“Overall, in 1995, the [Chinese] authorities stepped up repression of dissent.”
So speaks the State Department of the United States in the solemn official voice of the most recent of its annual country-by-country reports on human rights practices. The meager deposit of the State Department’s human rights conscience has been consigned to the custody of Assistant Secretary John Shattuck. Anyone whose attention to that subject wanders too insistently from the passive into the active is apt to be a lonely voice in the world around him. Shattuck is so far from an exception as to be the loneliest of voices in his own State Department. But then even the Secretary of State’s voice is lonely, too. The image of an American foreign policy establishment as unified and disciplined instrument is an academic fantasy.
The powers that used to reside in the Secretary of State are now diffused among independent principalities, each free to exercise command over its chosen geographical sphere according to its perception of its own political and commercial interests. The State Department portfolio for China and India has, for example, been consigned to Secretary of Commerce Ron Brown, who summed up his contempt for Shattuck’s lively conscience with the view that to complain when trading partners abuse their citizens is just a “feel-good” policy, clearly useless and impliedly mischievous.
When President Clinton chose to treat as fact the fiction that Mexico has made a genuine effort to contain its drug traffickers, he turned over State’s Mexican desk to the bankers who bought it with their $20-billion peso bailout package.
Shattuck’s canvassing eye lights up with severities especially manful when he casts it upon the atrocious practices common in the governance of Turkey, which continues to pursue the harassments that have displaced some two million Kurds from villages often left burning behind them. The writ of Shattuck’s protests does not, of course, run to our actual relations with Turkey, which, Human Rights Watch duly notes, are currently managed by a curious bipartisan coalition of Texas congressmen and Bell Textron to push through the $175-million sale to the Turks of ten of the Cobra helicopters that are their preferred negotiating tool with the Kurds.

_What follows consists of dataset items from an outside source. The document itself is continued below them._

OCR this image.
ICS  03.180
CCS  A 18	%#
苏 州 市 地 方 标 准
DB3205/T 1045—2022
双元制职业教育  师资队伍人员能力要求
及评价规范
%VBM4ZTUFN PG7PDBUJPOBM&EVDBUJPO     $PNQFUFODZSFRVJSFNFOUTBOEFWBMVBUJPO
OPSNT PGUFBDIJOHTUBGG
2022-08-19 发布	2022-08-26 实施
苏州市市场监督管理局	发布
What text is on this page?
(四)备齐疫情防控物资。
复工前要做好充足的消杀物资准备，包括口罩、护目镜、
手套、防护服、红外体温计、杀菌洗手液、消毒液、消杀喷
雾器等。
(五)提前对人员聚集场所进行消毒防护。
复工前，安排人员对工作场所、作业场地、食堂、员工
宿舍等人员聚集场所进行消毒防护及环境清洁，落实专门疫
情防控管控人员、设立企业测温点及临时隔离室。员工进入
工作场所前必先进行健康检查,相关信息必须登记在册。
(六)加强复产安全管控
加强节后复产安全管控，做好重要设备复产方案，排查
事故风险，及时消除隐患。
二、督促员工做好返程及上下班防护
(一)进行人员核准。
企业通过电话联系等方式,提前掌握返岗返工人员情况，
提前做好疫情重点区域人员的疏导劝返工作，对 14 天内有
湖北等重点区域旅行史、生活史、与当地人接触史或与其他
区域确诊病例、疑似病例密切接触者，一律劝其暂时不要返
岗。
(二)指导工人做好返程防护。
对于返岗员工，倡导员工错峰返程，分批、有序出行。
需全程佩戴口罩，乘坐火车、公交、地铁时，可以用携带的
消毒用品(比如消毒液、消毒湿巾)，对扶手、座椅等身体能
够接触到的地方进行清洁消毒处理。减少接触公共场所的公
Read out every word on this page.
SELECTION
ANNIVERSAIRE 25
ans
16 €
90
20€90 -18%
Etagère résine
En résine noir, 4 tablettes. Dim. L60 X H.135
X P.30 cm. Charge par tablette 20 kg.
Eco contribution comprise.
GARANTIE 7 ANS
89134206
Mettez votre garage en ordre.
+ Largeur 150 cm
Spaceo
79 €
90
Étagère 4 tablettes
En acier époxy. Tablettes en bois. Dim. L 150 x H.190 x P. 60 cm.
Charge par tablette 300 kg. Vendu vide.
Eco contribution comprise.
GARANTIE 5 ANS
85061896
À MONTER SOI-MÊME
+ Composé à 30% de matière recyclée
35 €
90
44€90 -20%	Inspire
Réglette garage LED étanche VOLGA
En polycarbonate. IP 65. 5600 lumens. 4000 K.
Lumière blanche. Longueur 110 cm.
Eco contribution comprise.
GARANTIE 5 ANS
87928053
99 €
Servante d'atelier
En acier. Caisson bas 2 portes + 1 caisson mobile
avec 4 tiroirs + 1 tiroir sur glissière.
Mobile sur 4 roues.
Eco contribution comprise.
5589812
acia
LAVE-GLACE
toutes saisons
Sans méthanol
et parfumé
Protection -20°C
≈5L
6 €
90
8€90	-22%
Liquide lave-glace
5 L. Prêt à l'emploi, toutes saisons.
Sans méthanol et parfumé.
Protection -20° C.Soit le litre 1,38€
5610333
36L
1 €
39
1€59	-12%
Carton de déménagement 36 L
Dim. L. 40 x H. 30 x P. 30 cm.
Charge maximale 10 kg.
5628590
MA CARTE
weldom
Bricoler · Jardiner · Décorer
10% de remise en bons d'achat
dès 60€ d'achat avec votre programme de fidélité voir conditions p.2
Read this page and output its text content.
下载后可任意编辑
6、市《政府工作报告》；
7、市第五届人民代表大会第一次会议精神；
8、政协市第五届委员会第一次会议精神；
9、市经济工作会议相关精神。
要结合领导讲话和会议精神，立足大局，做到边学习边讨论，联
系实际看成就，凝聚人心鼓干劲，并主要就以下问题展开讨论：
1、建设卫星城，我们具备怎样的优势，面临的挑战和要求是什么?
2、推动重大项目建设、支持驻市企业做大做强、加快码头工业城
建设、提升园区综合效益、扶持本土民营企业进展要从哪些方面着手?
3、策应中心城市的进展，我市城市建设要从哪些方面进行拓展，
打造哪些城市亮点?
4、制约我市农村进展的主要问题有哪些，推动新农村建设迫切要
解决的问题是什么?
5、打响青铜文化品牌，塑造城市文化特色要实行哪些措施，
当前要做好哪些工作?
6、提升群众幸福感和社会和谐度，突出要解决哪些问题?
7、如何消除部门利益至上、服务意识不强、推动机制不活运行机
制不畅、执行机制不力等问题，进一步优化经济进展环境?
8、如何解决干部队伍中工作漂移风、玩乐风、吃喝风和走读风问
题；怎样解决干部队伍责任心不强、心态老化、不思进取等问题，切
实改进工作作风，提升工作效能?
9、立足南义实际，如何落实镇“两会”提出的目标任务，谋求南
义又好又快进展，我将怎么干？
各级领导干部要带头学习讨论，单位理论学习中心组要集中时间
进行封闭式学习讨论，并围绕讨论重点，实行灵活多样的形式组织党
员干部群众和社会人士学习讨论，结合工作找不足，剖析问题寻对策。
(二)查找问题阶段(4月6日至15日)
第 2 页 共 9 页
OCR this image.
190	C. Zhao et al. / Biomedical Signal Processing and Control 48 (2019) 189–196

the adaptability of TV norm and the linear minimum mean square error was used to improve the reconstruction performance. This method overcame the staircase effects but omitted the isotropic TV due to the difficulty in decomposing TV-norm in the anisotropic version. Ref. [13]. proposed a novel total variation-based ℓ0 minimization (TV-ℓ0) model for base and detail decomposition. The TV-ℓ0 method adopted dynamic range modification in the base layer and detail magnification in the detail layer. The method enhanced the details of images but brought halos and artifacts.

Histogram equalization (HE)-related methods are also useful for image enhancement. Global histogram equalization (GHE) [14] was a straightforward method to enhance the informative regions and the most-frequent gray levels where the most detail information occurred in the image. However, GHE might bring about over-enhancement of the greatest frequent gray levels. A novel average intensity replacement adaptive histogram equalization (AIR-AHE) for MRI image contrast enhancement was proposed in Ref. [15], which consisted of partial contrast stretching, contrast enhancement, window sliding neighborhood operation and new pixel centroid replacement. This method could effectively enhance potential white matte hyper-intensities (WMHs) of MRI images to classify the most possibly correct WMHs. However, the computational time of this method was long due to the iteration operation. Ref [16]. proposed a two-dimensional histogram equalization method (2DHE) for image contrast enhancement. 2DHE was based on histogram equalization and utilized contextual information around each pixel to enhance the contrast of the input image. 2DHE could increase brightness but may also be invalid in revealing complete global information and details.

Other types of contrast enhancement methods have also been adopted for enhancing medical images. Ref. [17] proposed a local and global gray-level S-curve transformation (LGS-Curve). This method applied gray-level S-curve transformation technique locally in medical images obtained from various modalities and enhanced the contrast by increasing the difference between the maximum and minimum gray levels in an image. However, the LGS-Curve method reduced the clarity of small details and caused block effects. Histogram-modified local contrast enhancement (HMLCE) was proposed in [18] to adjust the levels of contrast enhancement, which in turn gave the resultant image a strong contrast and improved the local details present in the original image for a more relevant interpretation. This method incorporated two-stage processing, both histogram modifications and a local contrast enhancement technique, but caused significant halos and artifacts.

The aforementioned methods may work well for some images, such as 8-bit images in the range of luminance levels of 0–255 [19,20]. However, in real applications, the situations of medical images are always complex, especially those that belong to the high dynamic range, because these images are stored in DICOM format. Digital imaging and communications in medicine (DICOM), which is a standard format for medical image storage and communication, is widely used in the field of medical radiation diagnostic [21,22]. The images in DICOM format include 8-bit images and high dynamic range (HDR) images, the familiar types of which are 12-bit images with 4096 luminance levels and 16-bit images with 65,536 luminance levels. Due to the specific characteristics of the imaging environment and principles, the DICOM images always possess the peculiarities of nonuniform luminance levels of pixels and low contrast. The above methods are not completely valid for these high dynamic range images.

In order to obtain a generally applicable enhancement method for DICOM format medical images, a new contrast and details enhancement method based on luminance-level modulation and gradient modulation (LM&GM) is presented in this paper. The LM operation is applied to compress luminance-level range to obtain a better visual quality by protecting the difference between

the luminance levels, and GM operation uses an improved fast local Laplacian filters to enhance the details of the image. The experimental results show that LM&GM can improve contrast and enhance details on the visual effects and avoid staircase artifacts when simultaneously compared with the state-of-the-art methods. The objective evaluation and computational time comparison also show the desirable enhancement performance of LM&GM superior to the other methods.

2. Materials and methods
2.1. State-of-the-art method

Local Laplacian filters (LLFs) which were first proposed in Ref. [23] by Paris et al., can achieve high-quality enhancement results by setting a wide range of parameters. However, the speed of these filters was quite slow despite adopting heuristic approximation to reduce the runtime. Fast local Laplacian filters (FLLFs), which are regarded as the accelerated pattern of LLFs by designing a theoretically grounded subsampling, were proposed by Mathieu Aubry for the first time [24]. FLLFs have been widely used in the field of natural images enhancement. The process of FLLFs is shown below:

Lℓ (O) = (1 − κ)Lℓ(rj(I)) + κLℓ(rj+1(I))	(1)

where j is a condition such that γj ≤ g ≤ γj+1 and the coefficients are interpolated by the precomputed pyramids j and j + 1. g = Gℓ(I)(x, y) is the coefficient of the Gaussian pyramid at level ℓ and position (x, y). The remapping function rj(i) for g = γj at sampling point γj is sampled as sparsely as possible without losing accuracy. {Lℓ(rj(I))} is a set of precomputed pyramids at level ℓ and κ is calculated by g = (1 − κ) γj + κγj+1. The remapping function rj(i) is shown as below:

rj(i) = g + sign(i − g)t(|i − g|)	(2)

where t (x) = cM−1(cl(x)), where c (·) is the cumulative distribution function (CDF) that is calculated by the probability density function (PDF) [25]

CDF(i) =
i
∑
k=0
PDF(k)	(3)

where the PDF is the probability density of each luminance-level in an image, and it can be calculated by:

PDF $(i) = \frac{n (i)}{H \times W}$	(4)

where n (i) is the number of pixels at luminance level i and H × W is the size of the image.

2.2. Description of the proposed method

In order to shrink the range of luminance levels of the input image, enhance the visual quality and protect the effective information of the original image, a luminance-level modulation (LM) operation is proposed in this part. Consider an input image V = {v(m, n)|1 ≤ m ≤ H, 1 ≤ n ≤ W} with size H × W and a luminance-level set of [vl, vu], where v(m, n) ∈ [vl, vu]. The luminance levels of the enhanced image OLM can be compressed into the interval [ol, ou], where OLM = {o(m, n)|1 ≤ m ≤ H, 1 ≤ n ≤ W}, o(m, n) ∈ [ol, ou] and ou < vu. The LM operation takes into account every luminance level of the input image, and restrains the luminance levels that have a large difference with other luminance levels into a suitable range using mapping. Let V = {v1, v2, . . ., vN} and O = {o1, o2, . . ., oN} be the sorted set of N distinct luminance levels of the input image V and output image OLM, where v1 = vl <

Title to the State Department’s Cuban desk has now been jointly allotted to Senator Jesse Helms and to that émigré enragé Jorge Mas Canosa, who was cunningly brash enough to warn the administration in public that if he were denied his “share of custody” he would take his vengeance at the polls.
But then we are in the season when the State Department’s diminishing authority must be further leaked away for disposal on behalf of a presidential campaign. Terrorism, for example, can no longer be treated as subject to even-handed reproach whether or not it might fit the tastes of some constituency. It would take capacities for moral distinction more delicate than my own to think that anyone who blows up the occupants of a bus is worthier of respect if he does it in London rather than in Jerusalem.
Disclaimers of personal responsibility are as far as Gerry Adams has yet cared to go whenever the IRA, his Sinn Fein’s ally, has mounted another demonstration of depraved indifference to unoffending lives. The worst of hypocrites is he who can only be trusted to deplore the tragedy and never to condemn his comrade, the criminal. And yet, with all that taint upon him, Adams comes among us as our guest once more, although the embarrassments of too much blood too recently spilled have silenced the official trumpets that blew loud on his first visit. Since welcoming Adams to the White House seemed impolitic at this juncture, the State Department’s portfolio for Ireland has been temporarily committed to Christopher Dodd, the senator from Connecticut and, not to any extent incidentally, Chairman of the Democratic Party.
We insult the great body of Irish-Americans when we conceive of the murder of innocents as suiting their fancy. Yet our politicians think to profit from that unlovely assumption; and our foreign policy is made the property of campaigners who hope to win, bankers who hope to collect, and contractors who hope to sell until the assistant secretary for human rights can no longer hope to be heard.